Two of three Germans have a conception of the right to petition, every fifth German has already filed a petition. Petitions are mostly filed by elderly, well-educated men. To them, thorough handling of their concerns mostly is more important than a rapid reply. There are no significant differences between the new and old federal states. These are the results obtained by KIT’s Office for Technology Assessment with the German Federal Parliament from its first representative survey regarding the German petitions scheme. At today’s annual press conference of the Committee on Petitions of the Federal Parliament, the survey will be presented to the public in the presence of the President of the Federal Parliament, Norbert Lammert.
The possibility of filing petitions to administrations or parliaments is one of the guaranteed basic civil rights in Germany. The petitions mostly are complaints or requests to modify or adopt certain laws. So far, data on the popularity and use of the right to petition have not been available in Germany. Now, this gap is closed by the survey “Publicity and Reputation of the Committee on Petitions of the German Federal Parliament and Use of the Right to Petition in Germany” made on behalf of the Office for Technology Assessment with the German Federal Parliament (TAB). The TAB office in Berlin is run by the KIT Institute for Technology Assessment and Systems Analysis (ITAS).
As regards the publicity and use of the right to petition, it was found that 67.1% of the population have heard of this right and that 21.4% have used it at least once (by supporting or filing a petition). 19.3% of the population have supported a collective or mass petition by their signature. 3.6% initiated or filed a petition on their own. The majority of petitioners are elderly, well-educated men interested in politics, who know how to use the internet. As far as the publicity and use of the right to petition in Germany are concerned, there are no differences between the East German and the West German population. “While the former finding”, says project head Ulrich Riehm from the Office for Technology Assessment with the German Federal Parliament, “meets our expectations, the latter result is surprising, as the population in the new federal states has been considered more active in terms of petitions so far.”
Of all potential addressees of a petition (committees on petitions and ombudsmen of the federal states, committee on petitions and ombudsman of the European Parliament), the Committee on Petitions of the German Federal Parliament is known best. 52.4% have already heard about it. However, the petitioning scheme competes with other processes of political participation. Rates of participation in collections of signatures (64.5%), manifestations (41.2%), public political discussions (39.6%), and direct contacts of political representatives or representatives of the administration (35.6%) by far exceed that of participation in petitions (21.4%). “Still, the fact that about every fifth German has already used the instrument of petitions shows that this fundamental right plays an important role for the population”, says Ulrich Riehm.

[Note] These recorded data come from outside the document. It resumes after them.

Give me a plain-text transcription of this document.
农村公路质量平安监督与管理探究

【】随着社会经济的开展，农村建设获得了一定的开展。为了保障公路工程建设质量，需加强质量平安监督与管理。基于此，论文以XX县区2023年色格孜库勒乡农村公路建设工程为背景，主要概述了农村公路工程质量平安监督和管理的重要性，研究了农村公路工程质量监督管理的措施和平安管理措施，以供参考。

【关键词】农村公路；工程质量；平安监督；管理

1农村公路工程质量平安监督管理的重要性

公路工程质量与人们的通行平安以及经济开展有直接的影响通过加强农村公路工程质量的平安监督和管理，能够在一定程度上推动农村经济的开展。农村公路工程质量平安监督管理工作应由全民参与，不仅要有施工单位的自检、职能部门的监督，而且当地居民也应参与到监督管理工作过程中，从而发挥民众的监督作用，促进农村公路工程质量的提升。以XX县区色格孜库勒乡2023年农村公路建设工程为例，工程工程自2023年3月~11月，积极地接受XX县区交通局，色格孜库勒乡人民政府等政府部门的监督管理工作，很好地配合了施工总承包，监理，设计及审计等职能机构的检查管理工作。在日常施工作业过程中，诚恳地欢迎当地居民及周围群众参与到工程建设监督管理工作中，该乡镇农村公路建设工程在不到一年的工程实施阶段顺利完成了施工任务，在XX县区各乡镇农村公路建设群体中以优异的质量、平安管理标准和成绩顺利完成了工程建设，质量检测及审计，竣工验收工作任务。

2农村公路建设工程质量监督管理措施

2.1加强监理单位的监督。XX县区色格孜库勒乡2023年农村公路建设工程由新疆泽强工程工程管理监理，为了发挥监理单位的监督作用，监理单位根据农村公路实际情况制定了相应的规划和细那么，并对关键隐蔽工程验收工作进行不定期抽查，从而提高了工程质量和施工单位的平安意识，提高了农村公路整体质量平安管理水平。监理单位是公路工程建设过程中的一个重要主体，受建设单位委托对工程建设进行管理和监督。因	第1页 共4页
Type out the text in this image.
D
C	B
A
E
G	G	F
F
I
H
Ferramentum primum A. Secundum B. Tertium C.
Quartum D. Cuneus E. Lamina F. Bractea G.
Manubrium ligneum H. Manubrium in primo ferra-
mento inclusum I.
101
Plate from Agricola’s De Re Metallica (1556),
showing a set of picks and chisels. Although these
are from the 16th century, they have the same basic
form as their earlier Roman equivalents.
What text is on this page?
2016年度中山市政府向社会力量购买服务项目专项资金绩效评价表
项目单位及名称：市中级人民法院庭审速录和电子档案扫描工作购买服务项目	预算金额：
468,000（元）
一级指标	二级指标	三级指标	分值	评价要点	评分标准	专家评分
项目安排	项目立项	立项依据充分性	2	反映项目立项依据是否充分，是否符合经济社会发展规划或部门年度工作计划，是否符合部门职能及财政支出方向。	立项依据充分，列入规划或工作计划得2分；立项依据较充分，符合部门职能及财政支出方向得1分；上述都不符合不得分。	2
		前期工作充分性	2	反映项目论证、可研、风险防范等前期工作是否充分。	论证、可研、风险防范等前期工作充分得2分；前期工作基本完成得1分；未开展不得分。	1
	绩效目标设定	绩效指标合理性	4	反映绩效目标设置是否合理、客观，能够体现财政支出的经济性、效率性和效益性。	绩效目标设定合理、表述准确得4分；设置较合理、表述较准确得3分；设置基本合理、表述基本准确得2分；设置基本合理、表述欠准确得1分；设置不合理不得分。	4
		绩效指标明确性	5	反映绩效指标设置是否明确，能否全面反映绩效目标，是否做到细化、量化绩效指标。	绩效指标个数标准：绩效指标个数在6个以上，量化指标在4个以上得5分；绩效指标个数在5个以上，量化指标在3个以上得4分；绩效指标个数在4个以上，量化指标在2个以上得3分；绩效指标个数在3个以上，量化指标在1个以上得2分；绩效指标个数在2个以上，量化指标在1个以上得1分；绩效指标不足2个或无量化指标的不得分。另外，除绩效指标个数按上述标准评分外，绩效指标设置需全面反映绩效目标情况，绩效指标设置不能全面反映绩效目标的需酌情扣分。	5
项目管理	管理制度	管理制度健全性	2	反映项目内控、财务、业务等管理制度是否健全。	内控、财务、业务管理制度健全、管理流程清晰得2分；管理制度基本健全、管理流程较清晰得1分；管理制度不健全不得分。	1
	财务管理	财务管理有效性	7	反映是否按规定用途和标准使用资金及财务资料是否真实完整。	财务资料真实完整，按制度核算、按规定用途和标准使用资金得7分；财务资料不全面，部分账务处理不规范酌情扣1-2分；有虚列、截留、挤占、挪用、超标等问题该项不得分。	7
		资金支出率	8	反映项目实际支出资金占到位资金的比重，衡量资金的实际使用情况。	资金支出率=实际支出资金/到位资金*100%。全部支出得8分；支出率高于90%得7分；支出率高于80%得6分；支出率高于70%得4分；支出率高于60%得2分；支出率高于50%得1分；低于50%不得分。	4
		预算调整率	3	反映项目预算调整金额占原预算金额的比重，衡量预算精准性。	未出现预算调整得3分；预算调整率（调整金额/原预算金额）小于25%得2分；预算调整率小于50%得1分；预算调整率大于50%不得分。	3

As regards the handling of their petition by the Committee on Petitions of the Federal Parliament, 37.7% of the persons interviewed consider the thoroughness of its treatment to be most important, followed by an understandable reply, and a rapid handling. So far, the long handling times of petitions in particular have been criticized by the public. Evaluation of the paths of submission of a petition to the German Federal Parliament also is surprising: 48.0% favor the letter, 26.7% personal contact, and 18.1% submission via the internet. Personal contact, an option that does not exist at the moment, is even preferred by people aged under 24. Hence, the letter option and the internet option do not fulfil all wishes of the population with respect to a simple access to the Committee on Petitions.
In total, 1014 persons were interviewed by telephone in November 2008. The survey is representative of the German resident population from the age of 16. Representativeness is limited as far as people of foreign nationalities are concerned. The survey is part of the technology assessment project “Public Electronic Petitions and Civil Participation” executed by the TAB on behalf of the Federal Parliament from 2006 to 2008. The reason for this project was the model test “Public Petitions” that was started in September 2005 to include the internet in the petitioning scheme. Since then, petitions can also be filed electronically, signed for support in the internet, and discussed in forums.
The TAB analysts accompanied the “Public Petitions” test on a scientific level and analyzed the benefits and consequences in the context of the development of the petitioning scheme and e-democracy. The elements of the model test were rated positively by the persons interviewed. The options offered since 2005 to inform on petitions on the internet are rated good or very good by 73.0% of the persons interviewed. 65.8% consider the discussion options and 59.4% the possibility of signing petitions on the internet to be good or very good.
The results of the survey were published in the TAB background paper No. 17. It may be obtained from the Office for Technology Assessment with the German Federal Parliament (firstname.lastname@example.org) or downloaded from the TAB website (www.tab.fzk.de). The final report of the complete project was published in a book in June 2009 (Ulrich Riehm, Christopher Coenen, Ralf Lindner, Clemens Blümel: Bürgerbeteiligung durch E-Petitionen. Analysen von Kontinuität und Wandel im Petitionswesen, Edition Sigma, ISBN 978-3-8360-8129-0).